As our economy slides into the abyss, people are naturally trying to identify the culprit. The root cause of the crisis, of course, was the real estate bubble and its enabler, the over-leveraged financial industry. But what specifically triggered the bubble? Was it Greenspan's lax monetary policy? Banks' overly lax lending standards? The feds' failure to regulate CMOs and CDS's and other exotic financial instruments? Or can we pin the blame on some jurisdictions' overly restrictive zoning laws that allowed real estate prices to spike in the first place?

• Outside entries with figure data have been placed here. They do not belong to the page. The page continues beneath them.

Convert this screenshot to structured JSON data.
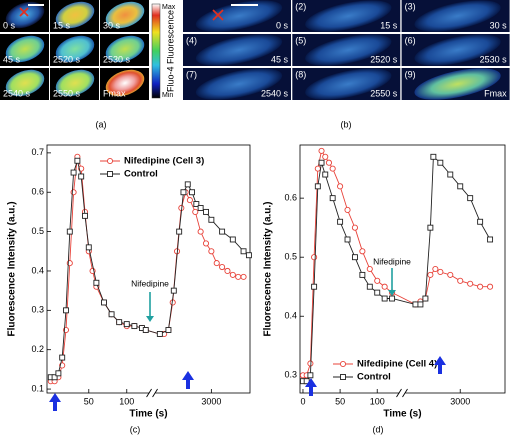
{
  "panel_a": {
    "label": "(a)",
    "frames": [
      "0 s",
      "15 s",
      "30 s",
      "45 s",
      "2520 s",
      "2530 s",
      "2540 s",
      "2550 s",
      "Fmax"
    ],
    "colorbar": {
      "max": "Max",
      "min": "Min",
      "title": "Fluo-4 Fluorescence"
    }
  },
  "panel_b": {
    "label": "(b)",
    "frames": [
      {
        "time": "0 s"
      },
      {
        "index": "(2)",
        "time": "15 s"
      },
      {
        "index": "(3)",
        "time": "30 s"
      },
      {
        "index": "(4)",
        "time": "45 s"
      },
      {
        "index": "(5)",
        "time": "2520 s"
      },
      {
        "index": "(6)",
        "time": "2530 s"
      },
      {
        "index": "(7)",
        "time": "2540 s"
      },
      {
        "index": "(8)",
        "time": "2550 s"
      },
      {
        "index": "(9)",
        "time": "Fmax"
      }
    ]
  },
  "chart_data": [
    {
      "type": "line",
      "panel_label": "(c)",
      "x_label": "Time (s)",
      "y_label": "Fluorescence Intensity (a.u.)",
      "xlim": [
        -5,
        3360
      ],
      "xbreak": [
        130,
        2480
      ],
      "xticks": [
        50,
        100,
        3000
      ],
      "ylim": [
        0.09,
        0.72
      ],
      "yticks": [
        0.1,
        0.2,
        0.3,
        0.4,
        0.5,
        0.6,
        0.7
      ],
      "annotation": "Nifedipine",
      "legend": "upper center",
      "series": [
        {
          "name": "Nifedipine (Cell 3)",
          "color": "#e8433a",
          "marker": "circle",
          "x": [
            0,
            5,
            10,
            15,
            20,
            25,
            30,
            35,
            40,
            45,
            50,
            55,
            60,
            70,
            80,
            90,
            100,
            110,
            120,
            125,
            2520,
            2560,
            2600,
            2640,
            2680,
            2720,
            2760,
            2800,
            2850,
            2900,
            2950,
            3000,
            3050,
            3100,
            3150,
            3200,
            3250,
            3300
          ],
          "values": [
            0.12,
            0.12,
            0.13,
            0.16,
            0.25,
            0.42,
            0.6,
            0.69,
            0.66,
            0.55,
            0.45,
            0.4,
            0.36,
            0.32,
            0.29,
            0.27,
            0.26,
            0.26,
            0.255,
            0.25,
            0.24,
            0.24,
            0.25,
            0.32,
            0.45,
            0.56,
            0.6,
            0.58,
            0.55,
            0.5,
            0.47,
            0.45,
            0.42,
            0.41,
            0.4,
            0.39,
            0.385,
            0.385
          ]
        },
        {
          "name": "Control",
          "color": "#222222",
          "marker": "square",
          "x": [
            0,
            5,
            10,
            15,
            20,
            25,
            30,
            35,
            40,
            45,
            50,
            60,
            70,
            80,
            90,
            100,
            110,
            120,
            125,
            2520,
            2600,
            2650,
            2700,
            2740,
            2780,
            2820,
            2860,
            2900,
            2950,
            3000,
            3100,
            3200,
            3300,
            3350
          ],
          "values": [
            0.13,
            0.13,
            0.14,
            0.18,
            0.3,
            0.5,
            0.65,
            0.68,
            0.64,
            0.54,
            0.46,
            0.37,
            0.32,
            0.29,
            0.27,
            0.265,
            0.26,
            0.255,
            0.25,
            0.24,
            0.25,
            0.35,
            0.5,
            0.6,
            0.62,
            0.6,
            0.57,
            0.56,
            0.55,
            0.53,
            0.5,
            0.48,
            0.45,
            0.44
          ]
        }
      ]
    },
    {
      "type": "line",
      "panel_label": "(d)",
      "x_label": "Time (s)",
      "y_label": "Fluorescence Intensity (a.u.)",
      "xlim": [
        -4,
        3450
      ],
      "xbreak": [
        130,
        2450
      ],
      "xticks": [
        0,
        50,
        100,
        3000
      ],
      "ylim": [
        0.27,
        0.69
      ],
      "yticks": [
        0.3,
        0.4,
        0.5,
        0.6
      ],
      "annotation": "Nifedipine",
      "legend": "lower center",
      "series": [
        {
          "name": "Nifedipine (Cell 4)",
          "color": "#e8433a",
          "marker": "circle",
          "x": [
            0,
            5,
            10,
            15,
            20,
            25,
            30,
            35,
            40,
            50,
            60,
            70,
            80,
            90,
            100,
            110,
            120,
            2550,
            2600,
            2650,
            2700,
            2750,
            2800,
            2900,
            3000,
            3100,
            3200,
            3300
          ],
          "values": [
            0.3,
            0.3,
            0.32,
            0.5,
            0.65,
            0.68,
            0.67,
            0.66,
            0.65,
            0.62,
            0.58,
            0.55,
            0.51,
            0.48,
            0.46,
            0.45,
            0.44,
            0.42,
            0.425,
            0.43,
            0.47,
            0.48,
            0.475,
            0.47,
            0.46,
            0.455,
            0.45,
            0.45
          ]
        },
        {
          "name": "Control",
          "color": "#222222",
          "marker": "square",
          "x": [
            0,
            5,
            10,
            15,
            20,
            25,
            30,
            40,
            50,
            60,
            70,
            80,
            90,
            100,
            110,
            120,
            2550,
            2600,
            2650,
            2700,
            2730,
            2800,
            2900,
            3000,
            3100,
            3200,
            3300
          ],
          "values": [
            0.29,
            0.29,
            0.3,
            0.45,
            0.62,
            0.66,
            0.64,
            0.6,
            0.56,
            0.53,
            0.5,
            0.47,
            0.45,
            0.44,
            0.43,
            0.43,
            0.42,
            0.42,
            0.43,
            0.55,
            0.67,
            0.66,
            0.64,
            0.62,
            0.6,
            0.56,
            0.53
          ]
        }
      ]
    }
  ]
}
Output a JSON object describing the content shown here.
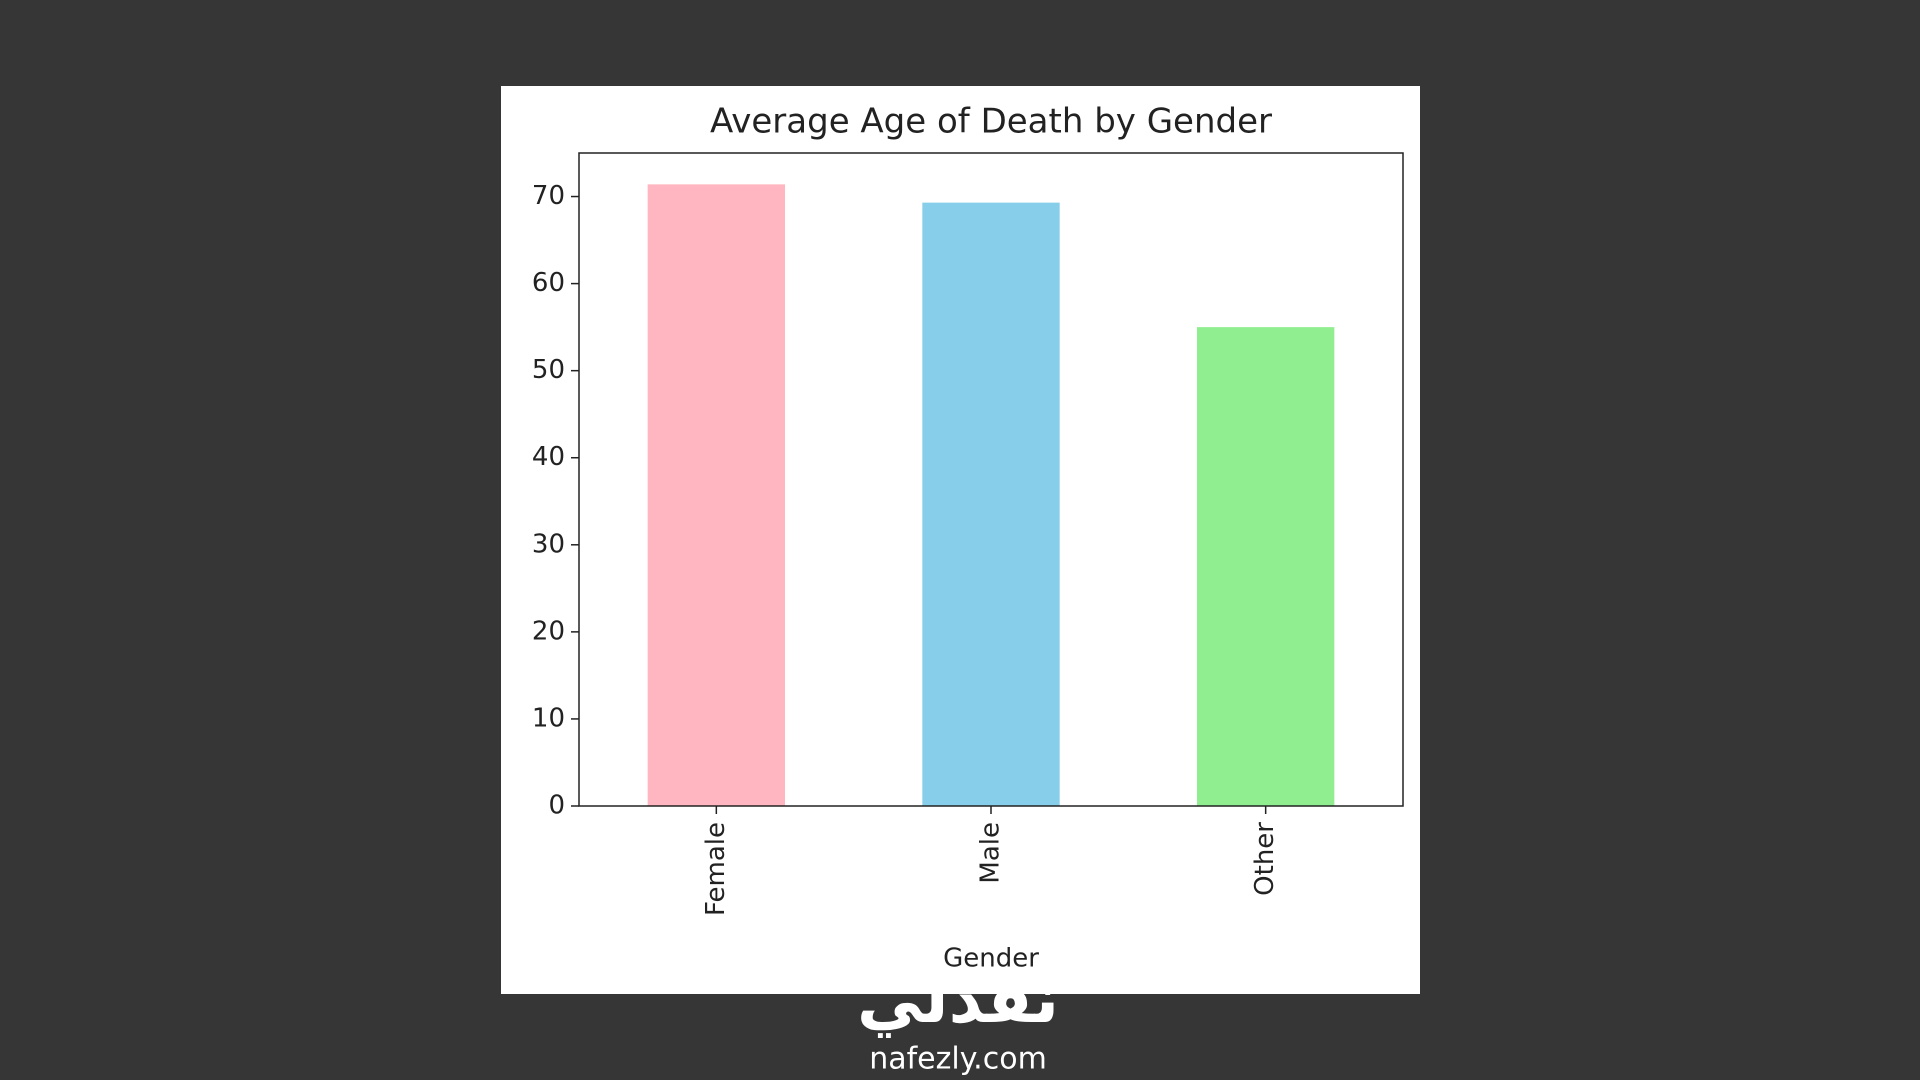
{
  "chart_data": {
    "type": "bar",
    "title": "Average Age of Death by Gender",
    "x_label": "Gender",
    "categories": [
      "Female",
      "Male",
      "Other"
    ],
    "values": [
      71.4,
      69.3,
      55.0
    ],
    "colors": [
      "#ffb6c1",
      "#87ceeb",
      "#90ee90"
    ],
    "ylim": [
      0,
      75
    ],
    "yticks": [
      0,
      10,
      20,
      30,
      40,
      50,
      60,
      70
    ],
    "grid": false
  },
  "watermark": {
    "arabic": "نفذلي",
    "site": "nafezly.com"
  }
}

Perhaps bubbles simply arise out of our brains' funny wiring. According to this interesting piece by Virginia Postrel, experimental economists have concluded that they do:
For more than two decades, economists have been running versions of the same experiment. They take a bunch of volunteers, usually undergraduates but sometimes businesspeople or graduate students; divide them into experimental groups of roughly a dozen; give each person money and shares to trade with; and pay dividends of 24 cents at the end of each of 15 rounds, each lasting a few minutes. (Sometimes the 24 cents is a flat amount; more often there’s an equal chance of getting 0, 8, 28, or 60 cents, which averages out to 24 cents.) All participants are given the same information, but they can’t talk to one another and they interact only through their trading screens. Then the researchers watch what happens, repeating the same experiment with different small groups to get a larger picture.
The great thing about a laboratory experiment is that you can control the environment. Wall Street securities carry uncertainties—more, lately, than many people expected—but this experimental security is a sure thing. “The fundamental value is unambiguously defined,” says the economist Charles Noussair, a professor at Tilburg University, in the Netherlands, who has run many of these experiments. “It’s the expected value of the future dividend stream at any given time”: 15 times 24 cents, or $3.60 at the end of the first round; 14 times 24 cents, or $3.36 at the end of the second; $3.12 at the end of the third; and so on down to zero. Participants don’t even have to do the math. They can see the total expected dividends on their computer screens.
Here, finally, is a security with security—no doubt about its true value, no hidden risks, no crazy ups and downs, no bubbles and panics. The trading price should stick close to the expected value.
At least that’s what economists would have thought before Vernon Smith, who won a 2002 Nobel Prize for developing experimental economics, first ran the test in the mid-1980s. But that’s not what happens. Again and again, in experiment after experiment, the trading price runs up way above fundamental value. Then, as the 15th round nears, it crashes. The problem doesn’t seem to be that participants are bored and fooling around. The difference between a good trading performance and a bad one is about $80 for a three-hour session, enough to motivate cash-strapped students to do their best. Besides, Noussair emphasizes, “you don’t just get random noise. You get bubbles and crashes.” Ninety percent of the time.
Bubbles, in other words, do not need an external cause other than our silly human instincts.
How to prevent bubbles is the $2 trillion question. In the experiments, bubbles stopped forming once the participants had played the game a few times. The participants learned that a bubble was inevitable so they tried to get out of the market earlier; eventually, no one would pay more than the security's fundamental value for fear of getting stuck when the bubble popped. But as soon as the rules and stakes were altered, the participants went back to creating bubbles.
The government could tax bubble profits. That would kill Ponzi schemes before they started. But how does the government identify a bubble? It's easy to identify one when a security's fundamental value is a matter of simple arithmetic. It's harder to identify one in the real world. For example, last spring's stratospheric oil prices might have been the result of a bubble. But perhaps they weren't. Perhaps oil was just scarce and the high prices were needed to ration the limited supply. I'm not sure how the government is supposed to tell the difference.